Une enquête de la BBC a montré qu’une église située dans la portion du Haut-Karabakh prise par l’Azerbaïdjan à l’automne 2020 a été totalement rasée. La stratégie du gouvernement de Bakou est en effet d’effacer toute trace ancienne de présence arménienne dans les territoires qu’il reprend par la force.

On aurait pu espérer que le président Aliyev se montrât magnanime après son éclatante victoire de 2020. En politique internationale, c’est quand on est fort qu’on doit faire des concessions. Mais, au lieu de tendre la main aux Arméniens affaiblis, il a préféré la logique de la vengeance et de l’humiliation.

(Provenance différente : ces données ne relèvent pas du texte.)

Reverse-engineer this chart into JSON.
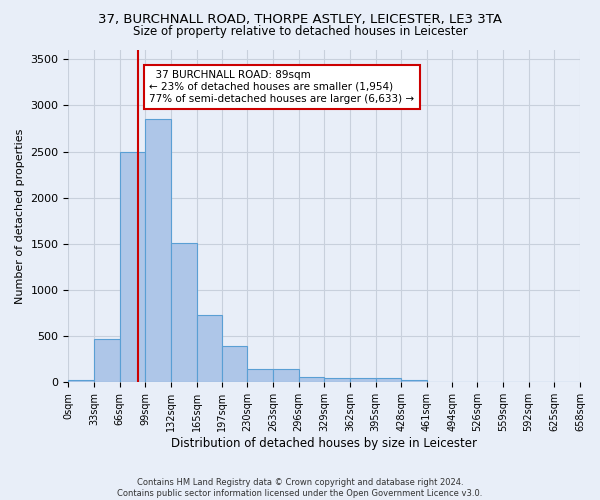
{
  "title_line1": "37, BURCHNALL ROAD, THORPE ASTLEY, LEICESTER, LE3 3TA",
  "title_line2": "Size of property relative to detached houses in Leicester",
  "xlabel": "Distribution of detached houses by size in Leicester",
  "ylabel": "Number of detached properties",
  "bin_edges": [
    0,
    33,
    66,
    99,
    132,
    165,
    197,
    230,
    263,
    296,
    329,
    362,
    395,
    428,
    461,
    494,
    526,
    559,
    592,
    625,
    658
  ],
  "bar_heights": [
    30,
    470,
    2500,
    2850,
    1510,
    730,
    390,
    145,
    145,
    60,
    50,
    45,
    45,
    30,
    0,
    0,
    0,
    0,
    0,
    0
  ],
  "bar_color": "#aec6e8",
  "bar_edge_color": "#5a9fd4",
  "bar_alpha": 1.0,
  "vline_x": 89,
  "vline_color": "#cc0000",
  "annotation_line1": "  37 BURCHNALL ROAD: 89sqm",
  "annotation_line2": "← 23% of detached houses are smaller (1,954)",
  "annotation_line3": "77% of semi-detached houses are larger (6,633) →",
  "annotation_box_color": "#ffffff",
  "annotation_box_edge": "#cc0000",
  "ylim": [
    0,
    3600
  ],
  "yticks": [
    0,
    500,
    1000,
    1500,
    2000,
    2500,
    3000,
    3500
  ],
  "grid_color": "#c8d0dc",
  "bg_color": "#e8eef8",
  "footnote1": "Contains HM Land Registry data © Crown copyright and database right 2024.",
  "footnote2": "Contains public sector information licensed under the Open Government Licence v3.0."
}
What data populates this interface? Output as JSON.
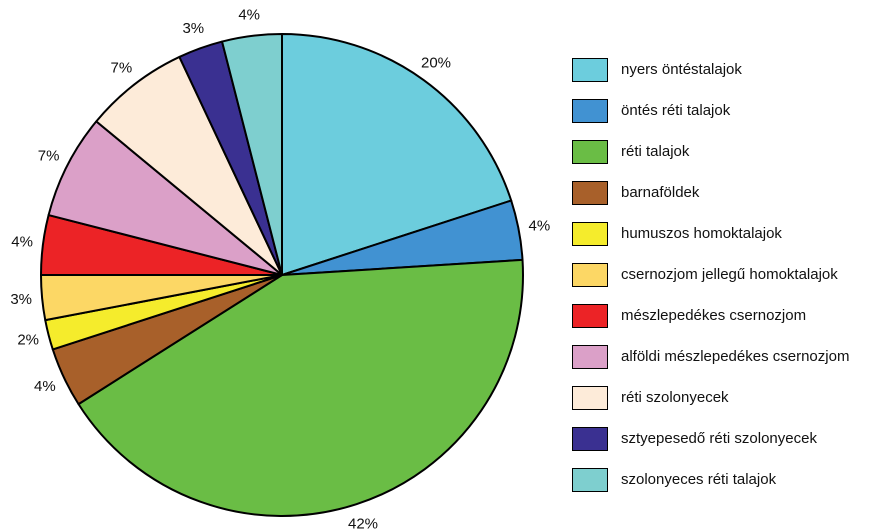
{
  "chart_data": {
    "type": "pie",
    "start_angle_deg": 0,
    "direction": "clockwise",
    "legend_position": "right",
    "slices": [
      {
        "label": "nyers öntéstalajok",
        "value": 20,
        "display": "20%",
        "color": "#6ccddd"
      },
      {
        "label": "öntés réti talajok",
        "value": 4,
        "display": "4%",
        "color": "#4192d2"
      },
      {
        "label": "réti talajok",
        "value": 42,
        "display": "42%",
        "color": "#6abd45"
      },
      {
        "label": "barnaföldek",
        "value": 4,
        "display": "4%",
        "color": "#a8602a"
      },
      {
        "label": "humuszos homoktalajok",
        "value": 2,
        "display": "2%",
        "color": "#f5ec2c"
      },
      {
        "label": "csernozjom jellegű homoktalajok",
        "value": 3,
        "display": "3%",
        "color": "#fcd765"
      },
      {
        "label": "mészlepedékes csernozjom",
        "value": 4,
        "display": "4%",
        "color": "#ec2326"
      },
      {
        "label": "alföldi mészlepedékes csernozjom",
        "value": 7,
        "display": "7%",
        "color": "#dba0c8"
      },
      {
        "label": "réti szolonyecek",
        "value": 7,
        "display": "7%",
        "color": "#fdebd9"
      },
      {
        "label": "sztyepesedő réti szolonyecek",
        "value": 3,
        "display": "3%",
        "color": "#3a3091"
      },
      {
        "label": "szolonyeces réti talajok",
        "value": 4,
        "display": "4%",
        "color": "#7ecfcf"
      }
    ]
  }
}
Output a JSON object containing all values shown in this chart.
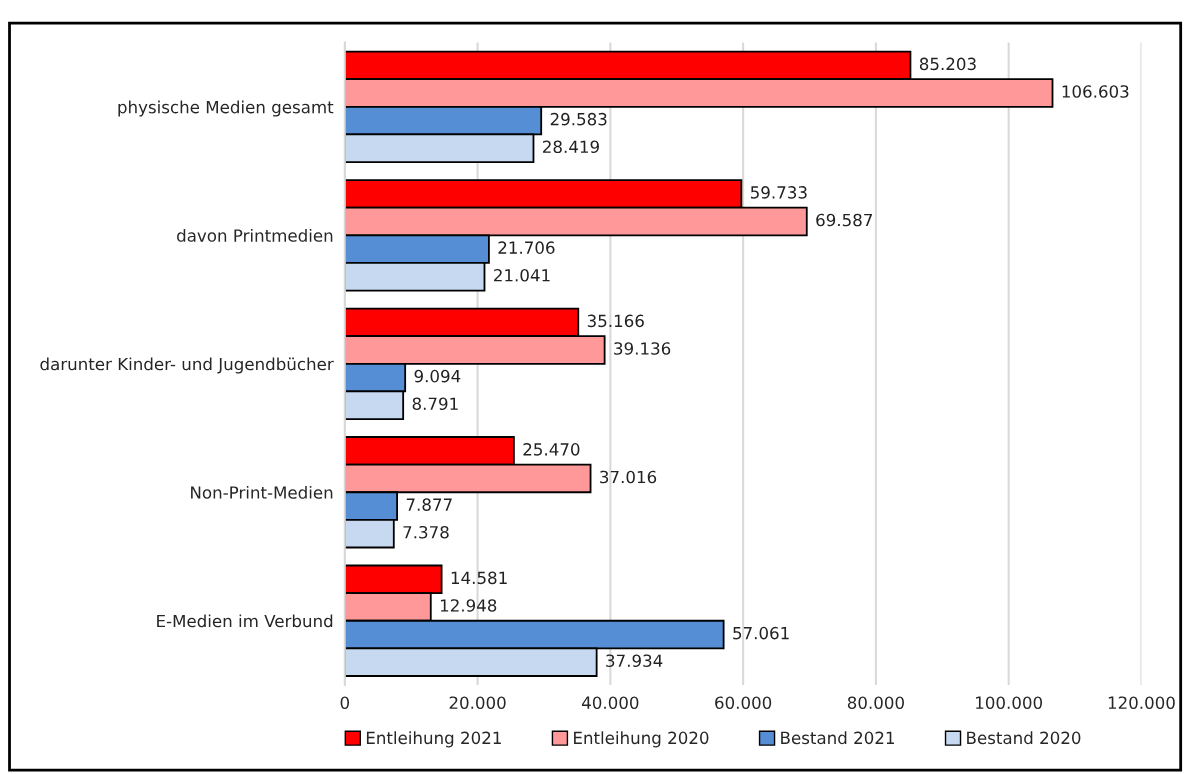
{
  "chart_data": {
    "type": "bar",
    "orientation": "horizontal",
    "categories": [
      "physische Medien gesamt",
      "davon Printmedien",
      "darunter Kinder- und Jugendbücher",
      "Non-Print-Medien",
      "E-Medien im Verbund"
    ],
    "series": [
      {
        "name": "Entleihung 2021",
        "color": "#ff0000",
        "values": [
          85203,
          59733,
          35166,
          25470,
          14581
        ],
        "value_labels": [
          "85.203",
          "59.733",
          "35.166",
          "25.470",
          "14.581"
        ]
      },
      {
        "name": "Entleihung 2020",
        "color": "#ff9999",
        "values": [
          106603,
          69587,
          39136,
          37016,
          12948
        ],
        "value_labels": [
          "106.603",
          "69.587",
          "39.136",
          "37.016",
          "12.948"
        ]
      },
      {
        "name": "Bestand 2021",
        "color": "#558ed5",
        "values": [
          29583,
          21706,
          9094,
          7877,
          57061
        ],
        "value_labels": [
          "29.583",
          "21.706",
          "9.094",
          "7.877",
          "57.061"
        ]
      },
      {
        "name": "Bestand 2020",
        "color": "#c6d9f1",
        "values": [
          28419,
          21041,
          8791,
          7378,
          37934
        ],
        "value_labels": [
          "28.419",
          "21.041",
          "8.791",
          "7.378",
          "37.934"
        ]
      }
    ],
    "xlim": [
      0,
      120000
    ],
    "xticks": [
      0,
      {
        "value": 20000,
        "label": "20.000"
      },
      {
        "value": 40000,
        "label": "40.000"
      },
      {
        "value": 60000,
        "label": "60.000"
      },
      {
        "value": 80000,
        "label": "80.000"
      },
      {
        "value": 100000,
        "label": "100.000"
      },
      {
        "value": 120000,
        "label": "120.000"
      }
    ],
    "grid": "x",
    "legend": "bottom"
  }
}
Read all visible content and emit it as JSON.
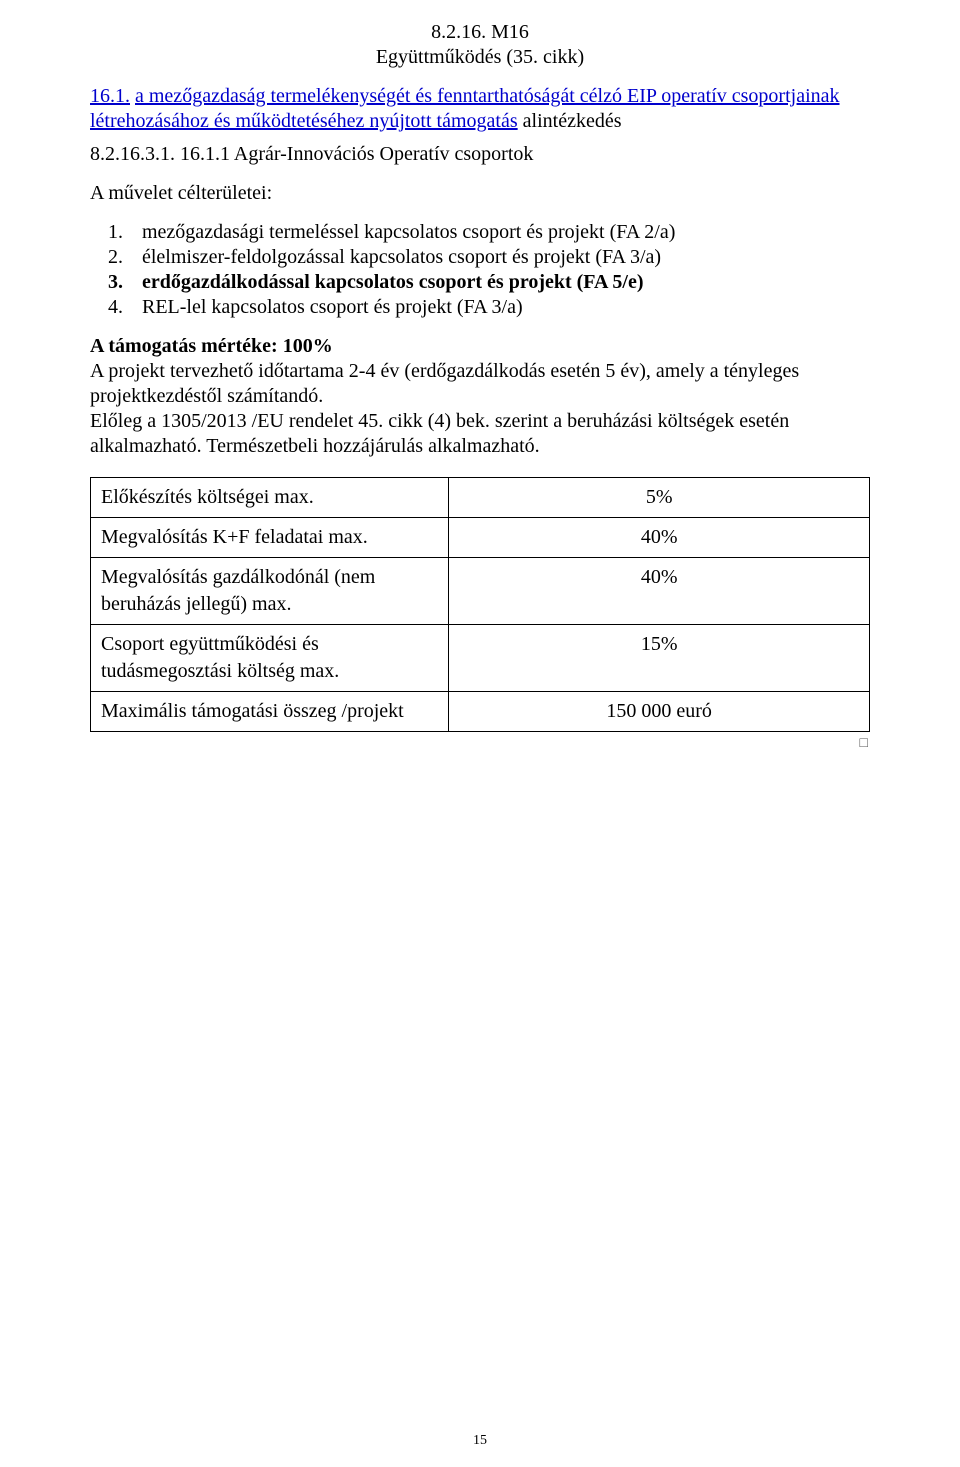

Ce conflit est très inégal. L’Arménie est un pays pauvre et enclavé de 2,5 millions d’habitants. L’Azerbaïdjan est quatre fois plus peuplé et dix fois plus riche grâce à son pétrole et à son gaz. Il jouit du soutien militaire et politique des Turcs (85 millions d’habitants) et d’une amitié ancienne avec les Israéliens, qui disposent sur son territoire de bases d’observation surplombant l’Iran. Il a le droit international pour lui, dans la mesure où le Haut-Karabakh faisait partie de son territoire durant la période soviétique.
À l’effondrement de l’Union soviétique en 1991, les frontières des républiques qui la constituaient n’ont pas été modifiées.

Les Arméniens du Haut-Karabakh n’avaient pour eux que le vieux principe wilsonien du « droit des peuples à disposer d’eux-mêmes ». C’est un principe à géométrie variable, invoqué par les Occidentaux en fonction seule de leurs intérêts du moment, comme lors de leur guerre de 1999 à la Serbie, pour aider les sécessionnistes kosovars.

Il est à craindre qu’au nom du pantouranisme, les Azerbaïdjanais et les Turcs cherchent prochainement à aller plus loin. Ils lorgnent en effet le Siunik, cette région montagneuse du sud de l’Arménie, limitrophe de l’Iran. Car ils veulent relier directement, par un corridor terrestre, la Turquie, le Nakhitchevan (enclave occidentale de l’Azerbaïdjan, jadis peuplée à moitié d’Arméniens), l’Azerbaïdjan et les anciennes républiques soviétiques turcophones d’Asie centrale.

Si demain, l’intégrité territoriale de l’Arménie était attaquée par l’Azerbaïdjan et la Turquie (qui n’a toujours pas reconnu le génocide arménien de 1915), comment réagiraient les Occidentaux ?
Laisseraient-ils faire, comme ils ont laissé la Turquie s’emparer du nord de l’île de Chypre à l’été 1974 ?
Appliqueraient-ils aux éventuels agresseurs les mêmes sanctions qu’aux Russes agresseurs de l’Ukraine ?
Livreraient-ils les mêmes armes modernes à l’Arménie qu’à l’Ukraine ?

L’indifférence des Occidentaux au sort des chrétiens d’Orient est hélas un sentiment ancien. Il s’apparente à un reniement de soi-même, mais il perdure. En 1975, la France et l’Amérique ont laissé tomber les chrétiens du Liban, qui étaient agressés par les Palestiniens.

En 2003, le très chrétien président Bush décida d’envahir l’Irak, au nom de la défense des droits de l’homme. Ce n’est pas la démocratie mais le chaos qui s’installa, poussant à l’exil les quatre cinquièmes d’une des plus anciennes communautés chrétiennes d’Orient.

Plongés dans leur idéologie consumériste, oubliant leur histoire, les Occidentaux ne se voient plus guère en chrétiens. Mais c’est comme ça que les voient leurs ennemis, qui se réjouissent à chaque fois que disparaît de la carte une vieille terre chrétienne.